Publié le par Louis Selapa

4ème de couverture
Des récits de Oh Jung-Hi se dégage un étrange calme intérieur. Et tout l'art de l'écrivain consiste à peindre, avec ce mélange de minutie et de détachement, de cruauté et de poésie, la subtilité des relations sociales, à en faire surgir les silences et l'opacité.

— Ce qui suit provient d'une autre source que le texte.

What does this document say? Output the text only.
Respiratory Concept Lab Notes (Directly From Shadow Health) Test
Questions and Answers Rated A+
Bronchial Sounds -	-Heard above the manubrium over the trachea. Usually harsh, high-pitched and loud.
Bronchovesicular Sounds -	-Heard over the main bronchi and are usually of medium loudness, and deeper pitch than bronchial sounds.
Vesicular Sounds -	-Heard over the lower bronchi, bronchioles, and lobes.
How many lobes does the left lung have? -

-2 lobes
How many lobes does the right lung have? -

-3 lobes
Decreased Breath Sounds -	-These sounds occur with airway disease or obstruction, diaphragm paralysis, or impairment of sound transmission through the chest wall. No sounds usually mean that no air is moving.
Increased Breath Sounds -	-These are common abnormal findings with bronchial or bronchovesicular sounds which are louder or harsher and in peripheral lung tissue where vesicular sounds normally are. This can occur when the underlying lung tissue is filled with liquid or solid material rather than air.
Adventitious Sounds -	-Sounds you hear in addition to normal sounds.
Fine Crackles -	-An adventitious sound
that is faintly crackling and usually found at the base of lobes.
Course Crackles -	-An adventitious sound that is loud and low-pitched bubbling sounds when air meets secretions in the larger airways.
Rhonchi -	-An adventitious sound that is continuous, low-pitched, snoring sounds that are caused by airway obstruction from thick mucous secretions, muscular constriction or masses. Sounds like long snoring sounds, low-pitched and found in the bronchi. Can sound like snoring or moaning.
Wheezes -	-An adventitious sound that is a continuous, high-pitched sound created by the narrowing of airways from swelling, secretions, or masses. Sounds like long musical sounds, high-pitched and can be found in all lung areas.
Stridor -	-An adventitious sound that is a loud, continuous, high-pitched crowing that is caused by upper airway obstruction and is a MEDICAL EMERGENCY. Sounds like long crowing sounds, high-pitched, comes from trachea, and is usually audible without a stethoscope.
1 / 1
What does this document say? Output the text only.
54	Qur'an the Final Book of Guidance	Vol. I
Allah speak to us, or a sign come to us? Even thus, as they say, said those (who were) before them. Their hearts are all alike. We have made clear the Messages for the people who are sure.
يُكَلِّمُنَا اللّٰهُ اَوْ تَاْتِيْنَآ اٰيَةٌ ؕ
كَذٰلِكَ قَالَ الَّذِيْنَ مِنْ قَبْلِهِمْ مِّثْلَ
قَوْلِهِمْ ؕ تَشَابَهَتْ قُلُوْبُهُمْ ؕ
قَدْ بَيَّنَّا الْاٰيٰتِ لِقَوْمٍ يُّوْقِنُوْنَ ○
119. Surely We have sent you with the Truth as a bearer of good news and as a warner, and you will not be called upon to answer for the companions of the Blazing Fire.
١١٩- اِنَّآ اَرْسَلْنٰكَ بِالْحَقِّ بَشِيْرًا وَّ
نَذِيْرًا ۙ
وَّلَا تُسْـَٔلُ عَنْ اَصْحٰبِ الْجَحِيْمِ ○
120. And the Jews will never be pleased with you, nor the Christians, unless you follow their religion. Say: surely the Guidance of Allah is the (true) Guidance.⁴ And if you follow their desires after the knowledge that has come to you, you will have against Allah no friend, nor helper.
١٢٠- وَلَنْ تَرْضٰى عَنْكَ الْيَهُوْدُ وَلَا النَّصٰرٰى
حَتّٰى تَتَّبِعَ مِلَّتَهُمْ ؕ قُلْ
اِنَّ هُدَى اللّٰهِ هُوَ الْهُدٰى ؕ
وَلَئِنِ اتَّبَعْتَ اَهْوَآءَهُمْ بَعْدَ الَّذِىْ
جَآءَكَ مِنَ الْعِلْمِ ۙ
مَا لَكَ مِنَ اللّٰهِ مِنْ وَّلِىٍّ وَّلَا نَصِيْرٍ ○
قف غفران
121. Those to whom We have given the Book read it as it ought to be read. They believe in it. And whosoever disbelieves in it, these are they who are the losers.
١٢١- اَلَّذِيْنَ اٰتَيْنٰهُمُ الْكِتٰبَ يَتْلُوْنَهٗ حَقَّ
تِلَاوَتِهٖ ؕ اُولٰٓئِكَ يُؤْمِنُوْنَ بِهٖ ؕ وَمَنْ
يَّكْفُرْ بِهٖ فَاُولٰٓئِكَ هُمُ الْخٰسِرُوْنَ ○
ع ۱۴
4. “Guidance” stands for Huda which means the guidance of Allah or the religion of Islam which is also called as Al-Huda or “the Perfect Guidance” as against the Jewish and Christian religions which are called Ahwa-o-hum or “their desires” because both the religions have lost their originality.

Elle est attentive à débusquer sous la résignation des êtres et la tranquillité des choses, dans l'écoulement silencieux du temps, les passions qui frémissent, les désirs esquissés, les rêveries fragiles, les émotions avortées.



Avis personnel
En fait, il s'agit d'un livre qui réunit quatre nouvelles ("La nuit, la pluie", "Le miroir de bronze", "Le chant du pèlerin", "L'étoile de l'aube") rédigées par Oh Jung-Hi. Ces quatre nouvelles sont plus ou moins intéressantes, mais décrivent avec une précision remarquable la complexité des relations sociales dans un pays confucéen comme la Corée. Passionant.
Seule remarque pour les non initiés à la Corée, c'est la lenteur des récits. L'auteur se lance dans des descriptions assez impressionnantes, et on a l'impression que ça dure des années. Mais pour moi, c'est ça qui fait toute la beauté, toute coréenne, de ce livre.
J'ai juste un regret : C'est de ne pas être capable de comprendre le coréen, car la version française doit évidemment faire perdre beaucoup de la substance du livre.